Cluster Toolkit 1.92.0: TPU VM Diagnostics and GKE Node Auto-Provisioning

Google flipped a toggle you probably relied on: as of June 16, 2026 the per-project/region feature toggle for Gemini 3.5 Flash is gone in Global, US and EU multi-regions. That means Flash is now an always-on capability for those regions — no more quick opt-outs from the console. If your data plane, runtime contracts, or cost models assumed Flash could be disabled at the project level, you need to treat Gemini 3.5 Flash like an operational baseline, not an opt-in experiment.

Two operational updates — Cluster Toolkit 1.92.0 and expanded Gemini Cloud Assist features inside BigQuery — actually change how you operate ML pipelines and schedule data jobs. There's also a small but meaningful delay to the Managed Service for Apache Spark rollout that affects upgrade windows.

Why the toggle removal matters

Removing the per-project toggle is the right call from a product simplicity and safety perspective: feature flags that live in customer consoles create brittle operational models and endless support sleuthing. The downside is practical — teams that relied on flipping Flash to reproduce old behavior or to gate outputs for compliance now must pin models or endpoints explicitly. If you need deterministic model semantics for tests or audits, pin your Vertex endpoints or lock a specific model revision; don't depend on a UI toggle that no longer exists. For a deeper take, see our earlier note on the toggle removal Vertex AI: Gemini 3.5 Flash per-project toggle removed.

Cluster Toolkit 1.92.0: operational knobs you actually use

Cluster Toolkit 1.92.0 landed with two operational features that will change day-to-day work for platform teams running ML on GKE:

ML diagnostics support for Cloud TPU VMs and TPU-related failure modes. Diagnostics now surface TPU-specific traces and performance counters and integrate with Cloud Monitoring and Cloud Logging, so when a distributed training job stalls you get TPU-aware traces and recommendations. That’s not just a telemetry add; it can materially lower mean time to resolution for TPU-related job failures.
Node auto-provisioning for GKE clusters. GKE's Node Auto-Provisioning (NAP) integration can now create node pools tailored to accelerator-backed ML workloads — for example GPU-backed node pools and TPU VM node types where those are supported — driven by the cluster autoscaler. Practically, that reduces manual capacity planning for bursty training workloads and shortens the time you wait for infra tickets to be addressed.

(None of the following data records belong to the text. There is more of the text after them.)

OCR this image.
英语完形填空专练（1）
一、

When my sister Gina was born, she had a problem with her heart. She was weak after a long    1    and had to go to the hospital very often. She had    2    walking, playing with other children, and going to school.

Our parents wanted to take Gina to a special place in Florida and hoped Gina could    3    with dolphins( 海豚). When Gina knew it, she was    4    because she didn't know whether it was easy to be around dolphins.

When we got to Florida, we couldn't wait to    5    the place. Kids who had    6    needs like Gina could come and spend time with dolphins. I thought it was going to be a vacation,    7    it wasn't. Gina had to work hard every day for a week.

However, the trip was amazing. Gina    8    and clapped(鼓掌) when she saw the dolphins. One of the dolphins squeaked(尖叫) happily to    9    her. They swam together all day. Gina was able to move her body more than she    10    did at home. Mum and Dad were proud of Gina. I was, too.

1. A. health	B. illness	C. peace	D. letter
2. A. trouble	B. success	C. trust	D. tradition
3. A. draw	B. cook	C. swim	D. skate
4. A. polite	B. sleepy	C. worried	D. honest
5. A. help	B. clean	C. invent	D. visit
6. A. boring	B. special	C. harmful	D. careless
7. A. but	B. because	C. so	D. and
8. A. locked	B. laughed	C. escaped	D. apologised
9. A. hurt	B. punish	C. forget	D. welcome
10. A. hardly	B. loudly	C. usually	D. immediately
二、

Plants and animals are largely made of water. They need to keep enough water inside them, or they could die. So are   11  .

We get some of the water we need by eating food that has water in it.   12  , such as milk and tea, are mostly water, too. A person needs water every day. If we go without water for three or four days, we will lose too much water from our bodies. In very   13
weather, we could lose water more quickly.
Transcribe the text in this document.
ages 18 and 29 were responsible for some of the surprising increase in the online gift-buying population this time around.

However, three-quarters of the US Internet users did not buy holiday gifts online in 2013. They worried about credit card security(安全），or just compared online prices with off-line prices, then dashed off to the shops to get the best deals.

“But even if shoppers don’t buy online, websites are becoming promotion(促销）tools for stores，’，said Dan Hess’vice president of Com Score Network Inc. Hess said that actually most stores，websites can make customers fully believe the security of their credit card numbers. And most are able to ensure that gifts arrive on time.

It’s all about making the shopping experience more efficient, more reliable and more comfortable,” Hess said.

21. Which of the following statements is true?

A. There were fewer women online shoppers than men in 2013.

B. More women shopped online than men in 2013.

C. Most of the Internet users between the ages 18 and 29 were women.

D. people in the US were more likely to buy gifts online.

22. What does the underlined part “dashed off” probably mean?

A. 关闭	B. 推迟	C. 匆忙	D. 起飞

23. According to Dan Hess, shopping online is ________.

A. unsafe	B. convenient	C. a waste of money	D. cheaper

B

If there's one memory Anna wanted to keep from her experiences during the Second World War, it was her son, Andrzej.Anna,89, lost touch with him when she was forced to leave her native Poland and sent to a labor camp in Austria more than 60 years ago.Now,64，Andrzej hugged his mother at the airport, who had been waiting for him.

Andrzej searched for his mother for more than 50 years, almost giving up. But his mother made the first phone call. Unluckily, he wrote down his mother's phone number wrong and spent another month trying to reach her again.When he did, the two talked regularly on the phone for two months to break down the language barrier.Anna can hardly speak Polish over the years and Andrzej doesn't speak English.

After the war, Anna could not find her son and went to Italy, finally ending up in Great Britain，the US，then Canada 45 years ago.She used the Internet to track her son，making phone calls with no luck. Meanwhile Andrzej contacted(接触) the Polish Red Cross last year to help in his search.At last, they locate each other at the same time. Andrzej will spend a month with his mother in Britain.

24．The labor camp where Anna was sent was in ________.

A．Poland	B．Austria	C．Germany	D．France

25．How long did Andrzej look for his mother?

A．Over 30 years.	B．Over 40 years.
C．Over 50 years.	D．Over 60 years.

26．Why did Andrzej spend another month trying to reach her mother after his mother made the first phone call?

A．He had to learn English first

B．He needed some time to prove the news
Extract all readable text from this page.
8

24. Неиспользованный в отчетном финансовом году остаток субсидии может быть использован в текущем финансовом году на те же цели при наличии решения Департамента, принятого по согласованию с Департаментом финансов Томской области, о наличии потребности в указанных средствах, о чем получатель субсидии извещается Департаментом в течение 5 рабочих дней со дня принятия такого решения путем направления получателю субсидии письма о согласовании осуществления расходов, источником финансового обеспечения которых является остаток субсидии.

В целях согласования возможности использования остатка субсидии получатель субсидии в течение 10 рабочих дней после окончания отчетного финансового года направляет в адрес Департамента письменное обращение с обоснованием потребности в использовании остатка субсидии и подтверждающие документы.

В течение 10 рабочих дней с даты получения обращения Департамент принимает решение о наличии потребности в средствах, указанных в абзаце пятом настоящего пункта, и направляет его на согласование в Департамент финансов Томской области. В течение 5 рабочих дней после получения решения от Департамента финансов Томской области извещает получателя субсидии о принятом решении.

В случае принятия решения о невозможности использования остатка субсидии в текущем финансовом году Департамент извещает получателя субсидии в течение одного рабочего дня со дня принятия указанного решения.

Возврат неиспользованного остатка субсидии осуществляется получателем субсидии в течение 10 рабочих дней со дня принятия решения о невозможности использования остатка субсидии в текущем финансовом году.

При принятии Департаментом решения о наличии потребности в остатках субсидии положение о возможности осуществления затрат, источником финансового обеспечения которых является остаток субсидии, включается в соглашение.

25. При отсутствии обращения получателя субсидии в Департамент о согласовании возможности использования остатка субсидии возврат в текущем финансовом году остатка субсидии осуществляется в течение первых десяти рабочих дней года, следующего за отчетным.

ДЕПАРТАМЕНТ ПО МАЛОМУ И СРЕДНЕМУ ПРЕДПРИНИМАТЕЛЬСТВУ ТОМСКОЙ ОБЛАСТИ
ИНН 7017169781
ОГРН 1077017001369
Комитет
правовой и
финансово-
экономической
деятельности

Both features are overdue. We've been relying on kludged autoscaler configs and bespoke runbooks for TPU jobs for too long; this gives teams a standard place to surface TPU issues and to let the control plane manage ephemeral capacity. Caveat: don’t mistake auto-provisioning for capacity governance. You still need quota guardrails, PodPriority/Preemption and resource quotas to avoid noisy neighbors.

BigQuery + Gemini-powered Cloud Assist: lineage and scheduled runs

BigQuery’s Gemini-powered Cloud Assist expanded in preview with two practical features: model-assisted data lineage inference and AI-assisted scheduled queries. The lineage suggestions help you build a view of how data flows through SQL queries and transformations — useful for impact analysis and auditing — while the scheduling assist can propose and create recurring scheduled queries in the BigQuery UI or via the API instead of you wiring an external scheduler.

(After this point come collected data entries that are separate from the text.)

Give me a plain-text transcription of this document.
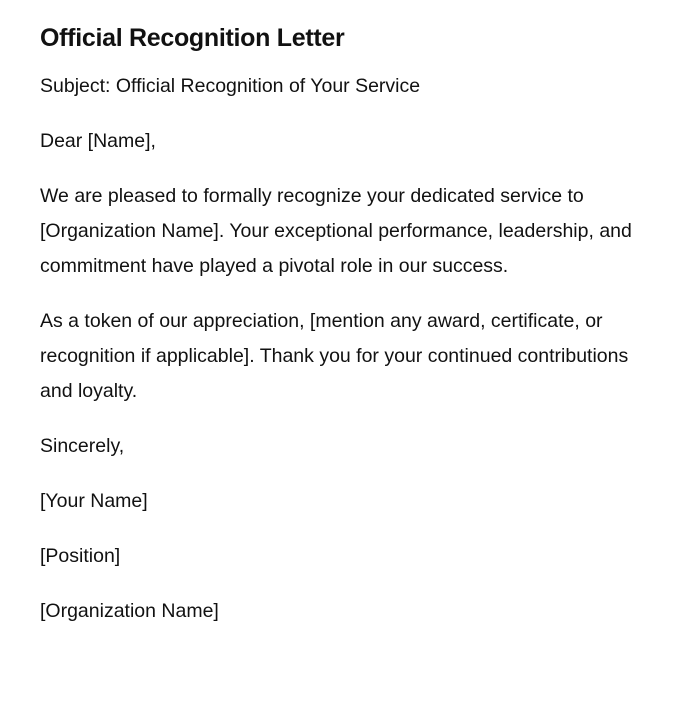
Official Recognition Letter

Subject: Official Recognition of Your Service

Dear [Name],

We are pleased to formally recognize your dedicated service to [Organization Name]. Your exceptional performance, leadership, and commitment have played a pivotal role in our success.

As a token of our appreciation, [mention any award, certificate, or recognition if applicable]. Thank you for your continued contributions and loyalty.

Sincerely,

[Your Name]

[Position]

[Organization Name]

These are welcome: lineage is the part of data governance that actually changes developer behavior (you only refactor a query if you can see downstream consumers), and scheduling inside BigQuery reduces glue code. But expect false positives in lineage suggestions during preview — treat the results as a draft that accelerates investigation, not an authoritative source of truth.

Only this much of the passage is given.